Show HN: Scope-structured arena memory for C, O(1) cleanup, no GC/borrow checker
github.comAriandel is a memory model where every heap object lives in a scope-owned arena. Scope exit resets the arena in O(1) — one bump pointer write and one free — regardless of how many objects were allocated.
The safety default: allocating functions return ARENA_PTR handles (packed arena_id + offset integers), not raw pointers. A dangling pointer at a function return boundary is unconstructable by default. Cross-scope lifetime extension is explicit — you enter the target arena via SCOPE(ptr) before allocating, which routes the object into the outer arena without transferring ownership.
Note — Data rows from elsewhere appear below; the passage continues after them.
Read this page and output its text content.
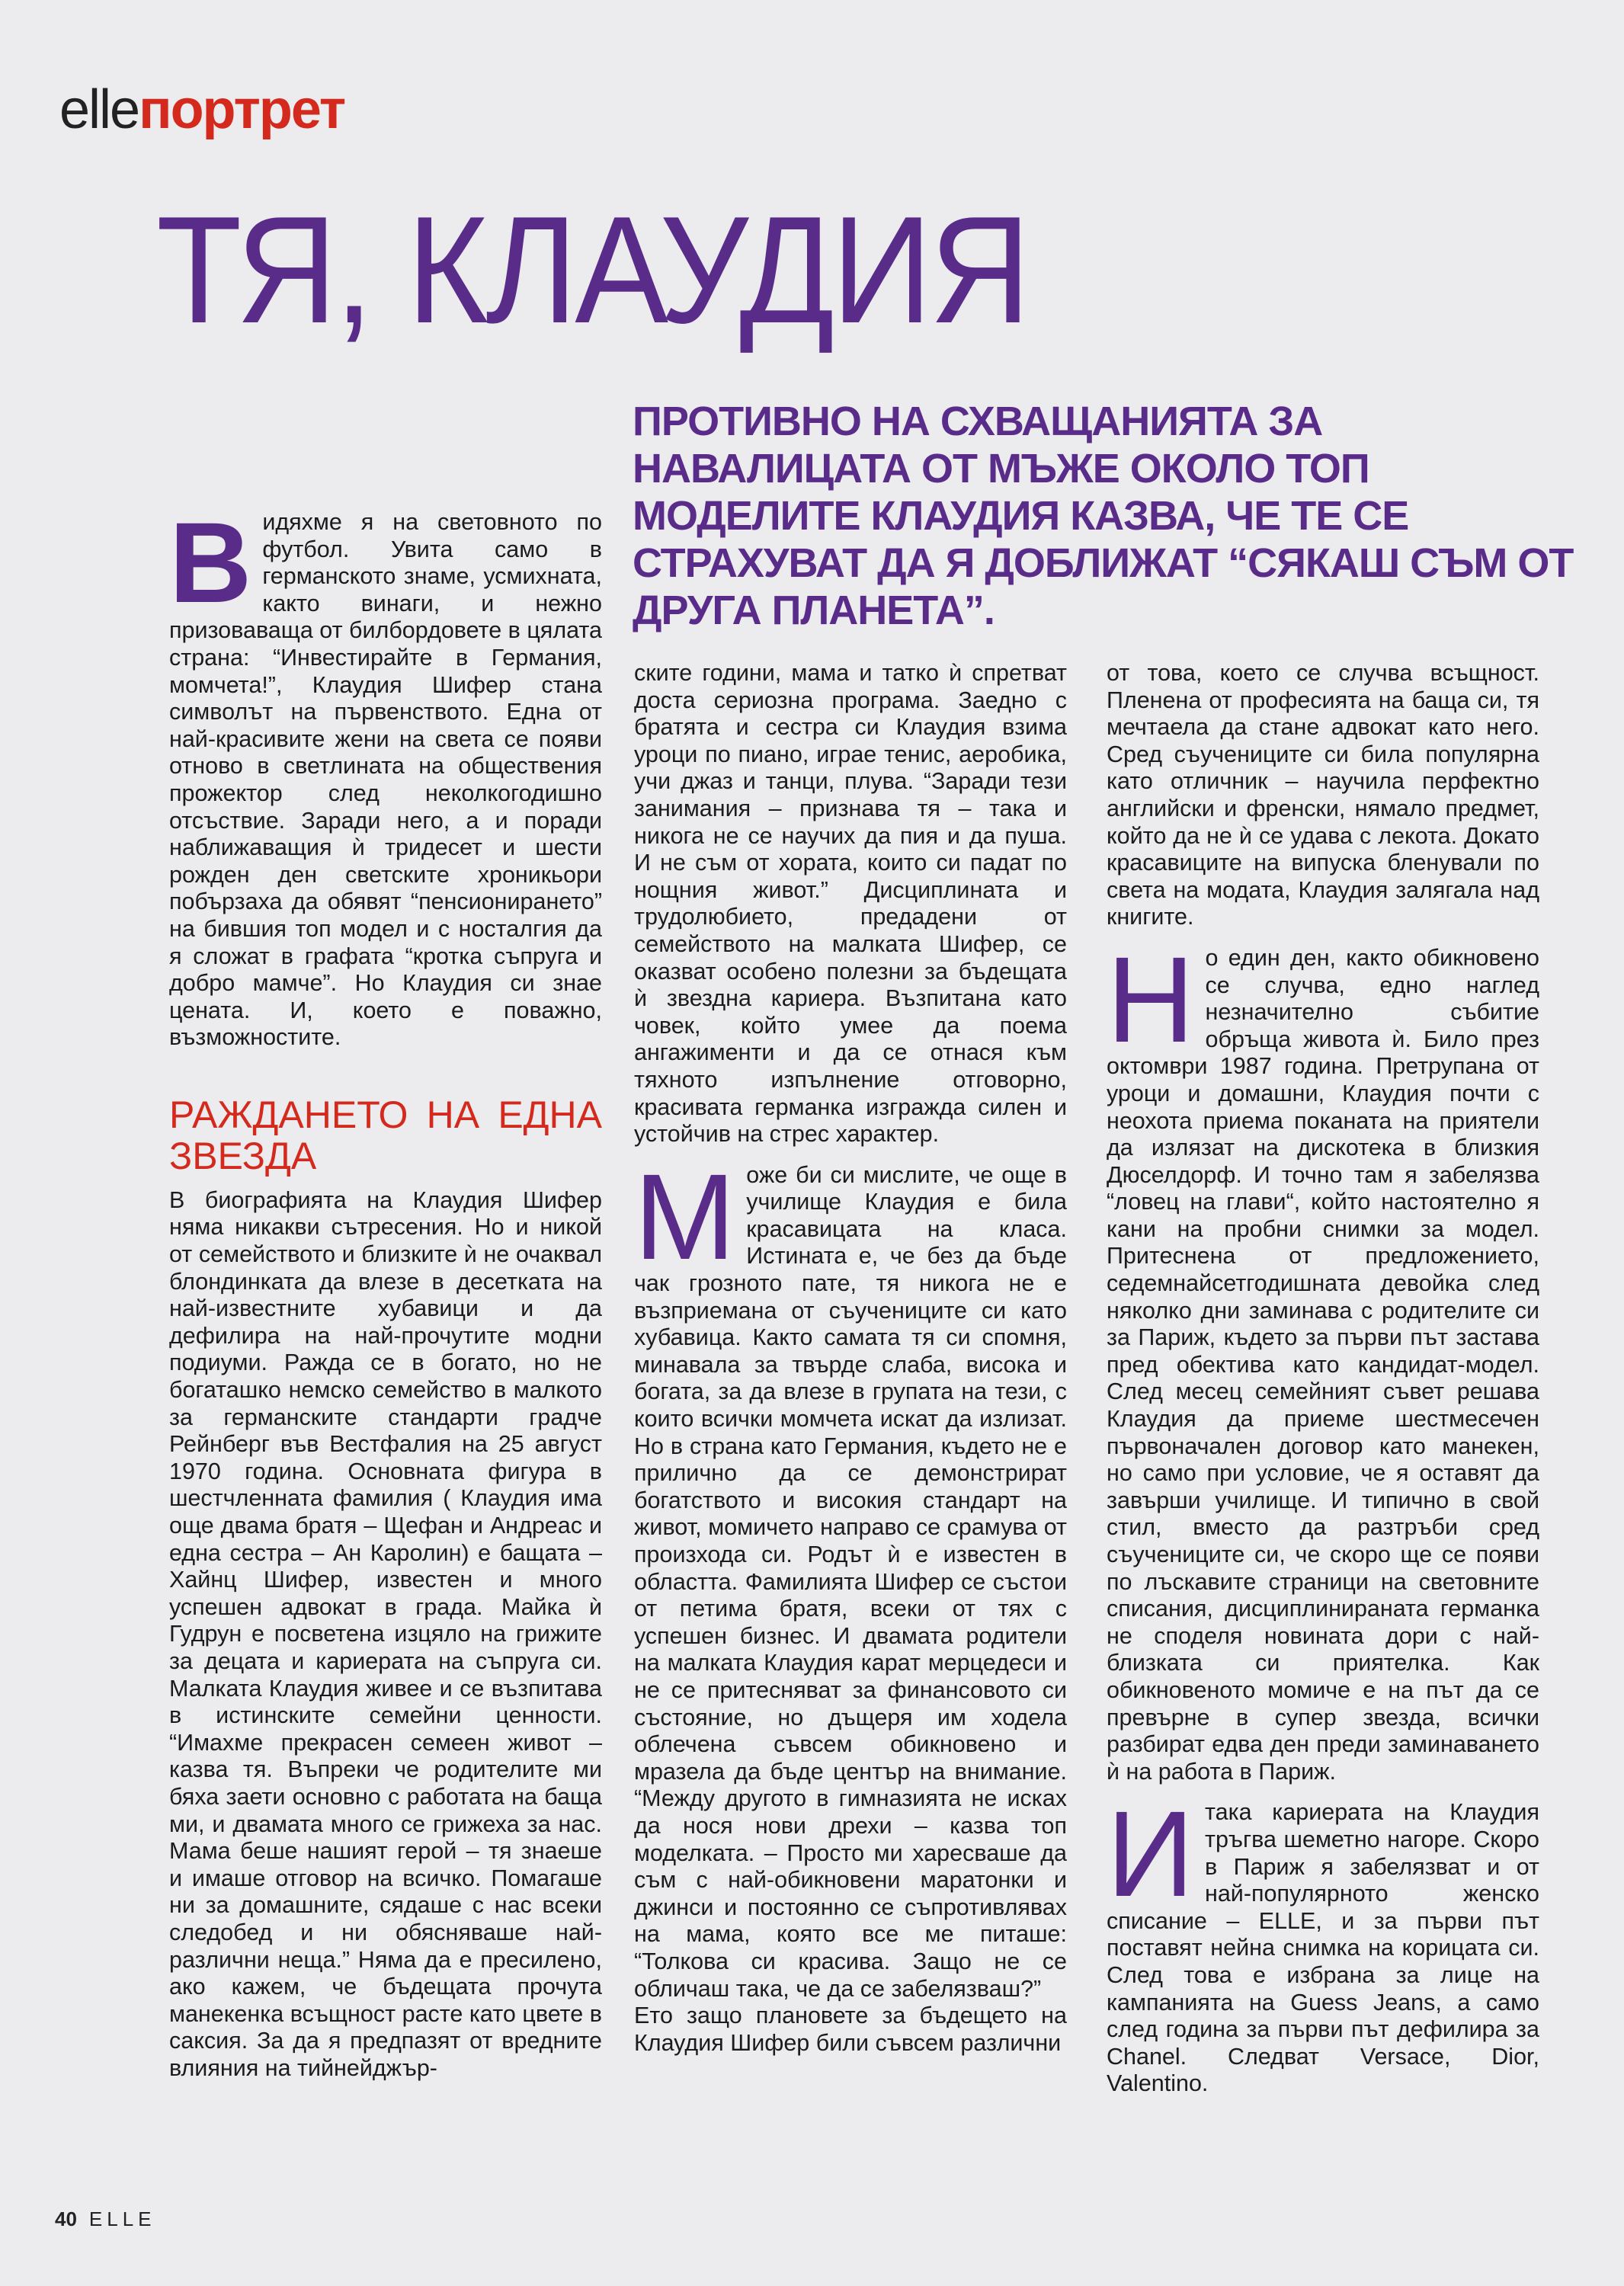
elleпортрет
ТЯ, КЛАУДИЯ

ПРОТИВНО НА СХВАЩАНИЯТА ЗА НАВАЛИЦАТА ОТ МЪЖЕ ОКОЛО ТОП МОДЕЛИТЕ КЛАУДИЯ КАЗВА, ЧЕ ТЕ СЕ СТРАХУВАТ ДА Я ДОБЛИЖАТ “СЯКАШ СЪМ ОТ ДРУГА ПЛАНЕТА”.

Видяхме я на световното по футбол. Увита само в германското знаме, усмихната, както винаги, и нежно призоваваща от билбордовете в цялата страна: “Инвестирайте в Германия, момчета!”, Клаудия Шифер стана символът на първенството. Една от най-красивите жени на света се появи отново в светлината на обществения прожектор след неколкогодишно отсъствие. Заради него, а и поради наближаващия ѝ тридесет и шести рожден ден светските хроникьори побързаха да обявят “пенсионирането” на бившия топ модел и с носталгия да я сложат в графата “кротка съпруга и добро мамче”. Но Клаудия си знае цената. И, което е поважно, възможностите.

РАЖДАНЕТО НА ЕДНА ЗВЕЗДА

В биографията на Клаудия Шифер няма никакви сътресения. Но и никой от семейството и близките ѝ не очаквал блондинката да влезе в десетката на най-известните хубавици и да дефилира на най-прочутите модни подиуми. Ражда се в богато, но не богаташко немско семейство в малкото за германските стандарти градче Рейнберг във Вестфалия на 25 август 1970 година. Основната фигура в шестчленната фамилия ( Клаудия има още двама братя – Щефан и Андреас и една сестра – Ан Каролин) е бащата – Хайнц Шифер, известен и много успешен адвокат в града. Майка ѝ Гудрун е посветена изцяло на грижите за децата и кариерата на съпруга си. Малката Клаудия живее и се възпитава в истинските семейни ценности. “Имахме прекрасен семеен живот – казва тя. Въпреки че родителите ми бяха заети основно с работата на баща ми, и двамата много се грижеха за нас. Мама беше нашият герой – тя знаеше и имаше отговор на всичко. Помагаше ни за домашните, сядаше с нас всеки следобед и ни обясняваше най-различни неща.” Няма да е пресилено, ако кажем, че бъдещата прочута манекенка всъщност расте като цвете в саксия. За да я предпазят от вредните влияния на тийнейджър-

ските години, мама и татко ѝ спретват доста сериозна програма. Заедно с братята и сестра си Клаудия взима уроци по пиано, играе тенис, аеробика, учи джаз и танци, плува. “Заради тези занимания – признава тя – така и никога не се научих да пия и да пуша. И не съм от хората, които си падат по нощния живот.” Дисциплината и трудолюбието, предадени от семейството на малката Шифер, се оказват особено полезни за бъдещата ѝ звездна кариера. Възпитана като човек, който умее да поема ангажименти и да се отнася към тяхното изпълнение отговорно, красивата германка изгражда силен и устойчив на стрес характер.

Може би си мислите, че още в училище Клаудия е била красавицата на класа. Истината е, че без да бъде чак грозното пате, тя никога не е възприемана от съучениците си като хубавица. Както самата тя си спомня, минавала за твърде слаба, висока и богата, за да влезе в групата на тези, с които всички момчета искат да излизат. Но в страна като Германия, където не е прилично да се демонстрират богатството и високия стандарт на живот, момичето направо се срамува от произхода си. Родът ѝ е известен в областта. Фамилията Шифер се състои от петима братя, всеки от тях с успешен бизнес. И двамата родители на малката Клаудия карат мерцедеси и не се притесняват за финансовото си състояние, но дъщеря им ходела облечена съвсем обикновено и мразела да бъде център на внимание. “Между другото в гимназията не исках да нося нови дрехи – казва топ моделката. – Просто ми харесваше да съм с най-обикновени маратонки и джинси и постоянно се съпротивлявах на мама, която все ме питаше: “Толкова си красива. Защо не се обличаш така, че да се забелязваш?”

Ето защо плановете за бъдещето на Клаудия Шифер били съвсем различни

от това, което се случва всъщност. Пленена от професията на баща си, тя мечтаела да стане адвокат като него. Сред съучениците си била популярна като отличник – научила перфектно английски и френски, нямало предмет, който да не ѝ се удава с лекота. Докато красавиците на випуска бленували по света на модата, Клаудия залягала над книгите.

Но един ден, както обикновено се случва, едно наглед незначително събитие обръща живота ѝ. Било през октомври 1987 година. Претрупана от уроци и домашни, Клаудия почти с неохота приема поканата на приятели да излязат на дискотека в близкия Дюселдорф. И точно там я забелязва “ловец на глави“, който настоятелно я кани на пробни снимки за модел. Притеснена от предложението, седемнайсетгодишната девойка след няколко дни заминава с родителите си за Париж, където за първи път застава пред обектива като кандидат-модел. След месец семейният съвет решава Клаудия да приеме шестмесечен първоначален договор като манекен, но само при условие, че я оставят да завърши училище. И типично в свой стил, вместо да разтръби сред съучениците си, че скоро ще се появи по лъскавите страници на световните списания, дисциплинираната германка не споделя новината дори с най-близката си приятелка. Как обикновеното момиче е на път да се превърне в супер звезда, всички разбират едва ден преди заминаването ѝ на работа в Париж.

Итака кариерата на Клаудия тръгва шеметно нагоре. Скоро в Париж я забелязват и от най-популярното женско списание – ELLE, и за първи път поставят нейна снимка на корицата си. След това е избрана за лице на кампанията на Guess Jeans, а само след година за първи път дефилира за Chanel. Следват Versace, Dior, Valentino.

40 ELLE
Benchmarks (no optimization flags): 1M-node tree cleanup drops from 31ms to 1ms (~30×). There's a real regression in tight inner loops (~0.76×) because DEREF can't hoist the base pointer the way a compiler would — the spec documents this honestly.
This is a C macro-based proof-of-concept for a memory model I'm targeting in a compiled language. The interesting question isn't the C implementation — it's whether scope-structured arena routing is a sound replacement for GC and borrow checking across the class of programs that matter.
Repo: https://github.com/hollow-arena/ariandel — SPEC.md has the full model including concurrency semantics and the comparison to Tofte & Talpin region-based memory.
Clean approach. We deal with similar memory lifecycle problems in a PHP async extension (C, libuv-based reactor). Coroutine stacks and their associated state need deterministic cleanup when a coroutine completes or gets cancelled — arenas with scope-based cleanup would be a natural fit there.
The O(1) cleanup claim is interesting. How does it handle cross-arena references? In our case a coroutine can capture a reference to an object owned by a parent scope, and that's where simple arena strategies usually fall apart.